Bloggers: Apple, journalism, deep linking etc






Many people love to hate Microsoft, but Apple doesn't seem to be doing itself too many favours with the blogging community at the moment..

Bloggers as journalists, and protecting our sources

Apple have sued bloggers to try to get them to reveal their sources, in relation to leaks about a product called Asteroid.

Personally I think bloggers should have the same legal protection journalists have, because many bloggers are in fact journalists these days. The court will pronounce in a few months; let's hope the law catches up with the reality.

What links can you post in your blog? Deep linking, copyright etc

Separately Apple also sued the Something Awful website for posting a link to an internal Apple service manual hosted on yet another, independent, site. While Out-law, where I read about this, said that Apple's most obvious solution would have been to get the site hosting the manual to delete it, they mentioned a few useful things about linking.

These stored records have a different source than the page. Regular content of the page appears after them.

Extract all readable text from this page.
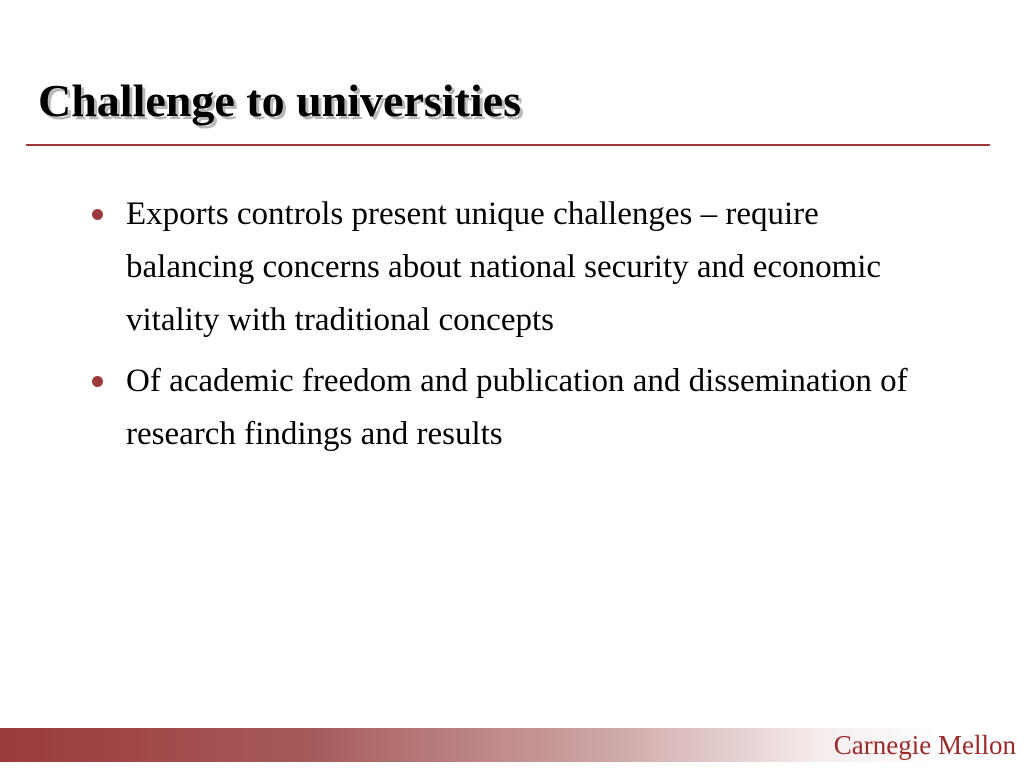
Challenge to universities
Exports controls present unique challenges – require balancing concerns about national security and economic vitality with traditional concepts
Of academic freedom and publication and dissemination of research findings and results
Carnegie Mellon
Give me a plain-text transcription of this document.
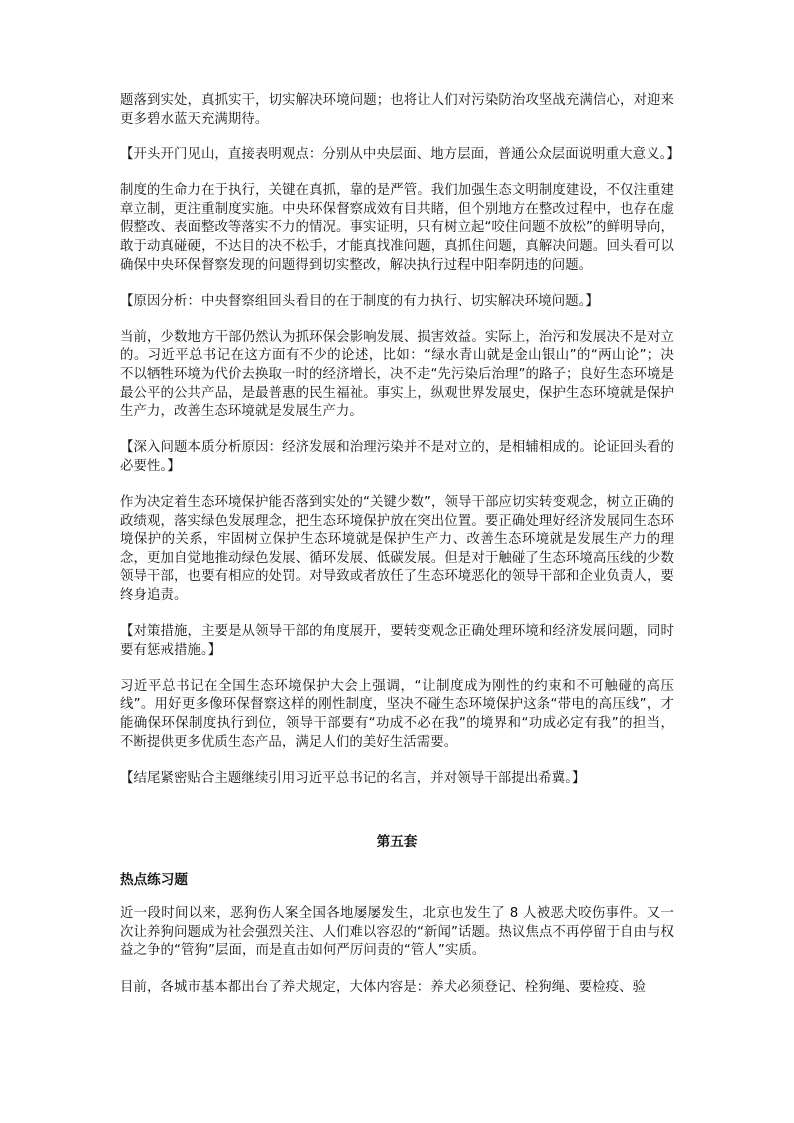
题落到实处，真抓实干，切实解决环境问题；也将让人们对污染防治攻坚战充满信心，对迎来更多碧水蓝天充满期待。

【开头开门见山，直接表明观点：分别从中央层面、地方层面，普通公众层面说明重大意义。】

制度的生命力在于执行，关键在真抓，靠的是严管。我们加强生态文明制度建设，不仅注重建章立制，更注重制度实施。中央环保督察成效有目共睹，但个别地方在整改过程中，也存在虚假整改、表面整改等落实不力的情况。事实证明，只有树立起“咬住问题不放松”的鲜明导向，敢于动真碰硬，不达目的决不松手，才能真找准问题，真抓住问题，真解决问题。回头看可以确保中央环保督察发现的问题得到切实整改，解决执行过程中阳奉阴违的问题。

【原因分析：中央督察组回头看目的在于制度的有力执行、切实解决环境问题。】

当前，少数地方干部仍然认为抓环保会影响发展、损害效益。实际上，治污和发展决不是对立的。习近平总书记在这方面有不少的论述，比如：“绿水青山就是金山银山”的“两山论”；决不以牺牲环境为代价去换取一时的经济增长，决不走“先污染后治理”的路子；良好生态环境是最公平的公共产品，是最普惠的民生福祉。事实上，纵观世界发展史，保护生态环境就是保护生产力，改善生态环境就是发展生产力。

【深入问题本质分析原因：经济发展和治理污染并不是对立的，是相辅相成的。论证回头看的必要性。】

作为决定着生态环境保护能否落到实处的“关键少数”，领导干部应切实转变观念，树立正确的政绩观，落实绿色发展理念，把生态环境保护放在突出位置。要正确处理好经济发展同生态环境保护的关系，牢固树立保护生态环境就是保护生产力、改善生态环境就是发展生产力的理念，更加自觉地推动绿色发展、循环发展、低碳发展。但是对于触碰了生态环境高压线的少数领导干部，也要有相应的处罚。对导致或者放任了生态环境恶化的领导干部和企业负责人，要终身追责。

【对策措施，主要是从领导干部的角度展开，要转变观念正确处理环境和经济发展问题，同时要有惩戒措施。】

习近平总书记在全国生态环境保护大会上强调，“让制度成为刚性的约束和不可触碰的高压线”。用好更多像环保督察这样的刚性制度，坚决不碰生态环境保护这条“带电的高压线”，才能确保环保制度执行到位，领导干部要有“功成不必在我”的境界和“功成必定有我”的担当，不断提供更多优质生态产品，满足人们的美好生活需要。

【结尾紧密贴合主题继续引用习近平总书记的名言，并对领导干部提出希冀。】

第五套
热点练习题

近一段时间以来，恶狗伤人案全国各地屡屡发生，北京也发生了 8 人被恶犬咬伤事件。又一次让养狗问题成为社会强烈关注、人们难以容忍的“新闻”话题。热议焦点不再停留于自由与权益之争的“管狗”层面，而是直击如何严厉问责的“管人”实质。

目前，各城市基本都出台了养犬规定，大体内容是：养犬必须登记、栓狗绳、要检疫、验
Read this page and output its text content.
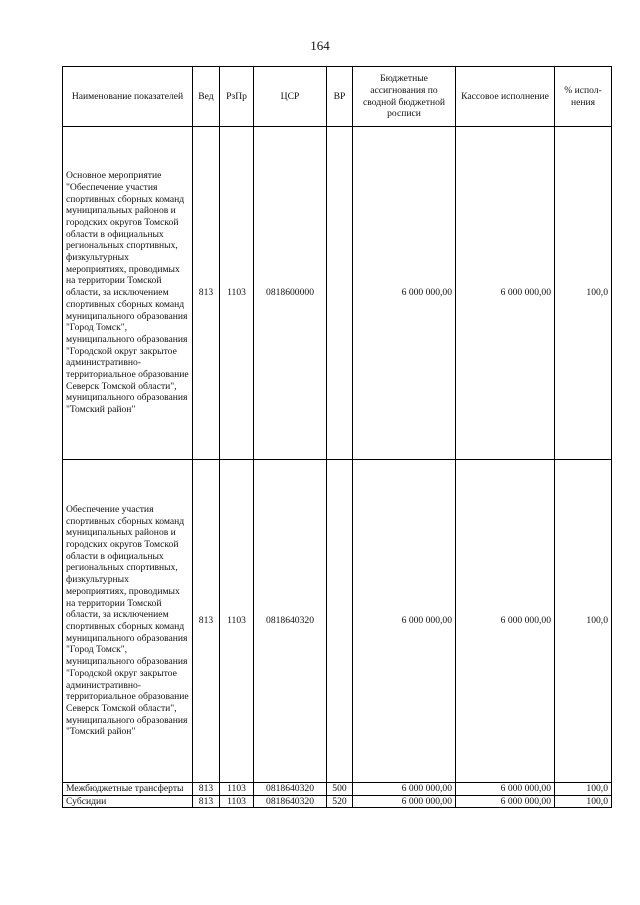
164
Наименование показателей	Вед	РзПр	ЦСР	ВР	Бюджетные ассигнования по сводной бюджетной росписи	Кассовое исполнение	% испол-нения
Основное мероприятие "Обеспечение участия спортивных сборных команд муниципальных районов и городских округов Томской области в официальных региональных спортивных, физкультурных мероприятиях, проводимых на территории Томской области, за исключением спортивных сборных команд муниципального образования "Город Томск", муниципального образования "Городской округ закрытое административно-территориальное образование Северск Томской области", муниципального образования "Томский район"	813	1103	0818600000		6 000 000,00	6 000 000,00	100,0
Обеспечение участия спортивных сборных команд муниципальных районов и городских округов Томской области в официальных региональных спортивных, физкультурных мероприятиях, проводимых на территории Томской области, за исключением спортивных сборных команд муниципального образования "Город Томск", муниципального образования "Городской округ закрытое административно-территориальное образование Северск Томской области", муниципального образования "Томский район"	813	1103	0818640320		6 000 000,00	6 000 000,00	100,0
Межбюджетные трансферты	813	1103	0818640320	500	6 000 000,00	6 000 000,00	100,0
Субсидии	813	1103	0818640320	520	6 000 000,00	6 000 000,00	100,0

If the manual had been posted on the other site in breach of Apple's copyright, anyone following the link to download it would also be infringing copyright and so, they said, it would be wise for Something Awful to remove the link.

Now deep linking, i.e. linking direct to a webpage or file deep within a site or blog rather than to the front page or main page, seems to be a bit of a difficult one - it's obviously more convenient for readers if you can link direct to the webpage or file that's of interest, rather than making them click around trying to find the exact bit you're talking about.

The Out-law article pointed out that a US court had said most deep linking won't breach copyright - but if you link to material which itself infringes copyright, the copyright owner could try to do you for contributing to copyright infringement by providing a link to help others to download copyrighted material; and similarly a Norwegian court has fined a student for linking to MP3 files because that helped others find copyright-infringing material.

Anyway, the Out-law site says deep linking is mostly OK - but not if you link to dodgy material (like copyright material that's been posted without the permission of the copyright owner), or maybe include systematic links as news aggregation or "scraping" services do.

Apple v Apple funny

Only a tenuous Apple connection here, but I couldn't resist a mention of the BBC news story about BBC News 24 mistakenly interviewing, on live TV, a black guy called Guy, who was at the BBC for a job interview (data support cleanser), instead of a white guy called Guy (different surname), editor of newswireless.net, about Apple v Apple - yet another court case involving Apple. The (unnamed, presumably to protect the guilty) BBC producer who went to collect editor Guy from the BBC reception had supposedly even seen a photo of the man too!

Check out the video of poor Guy doing his best to field the questions... (direct link doesn't seem to work, follow the link from the BBC page).

1 comment:

Anonymous said...

I just saw a story on 'the two Guys' on CNN. The look on the 'wrong guys' face when they introduced him in the interview is priceless. Very funny stuff.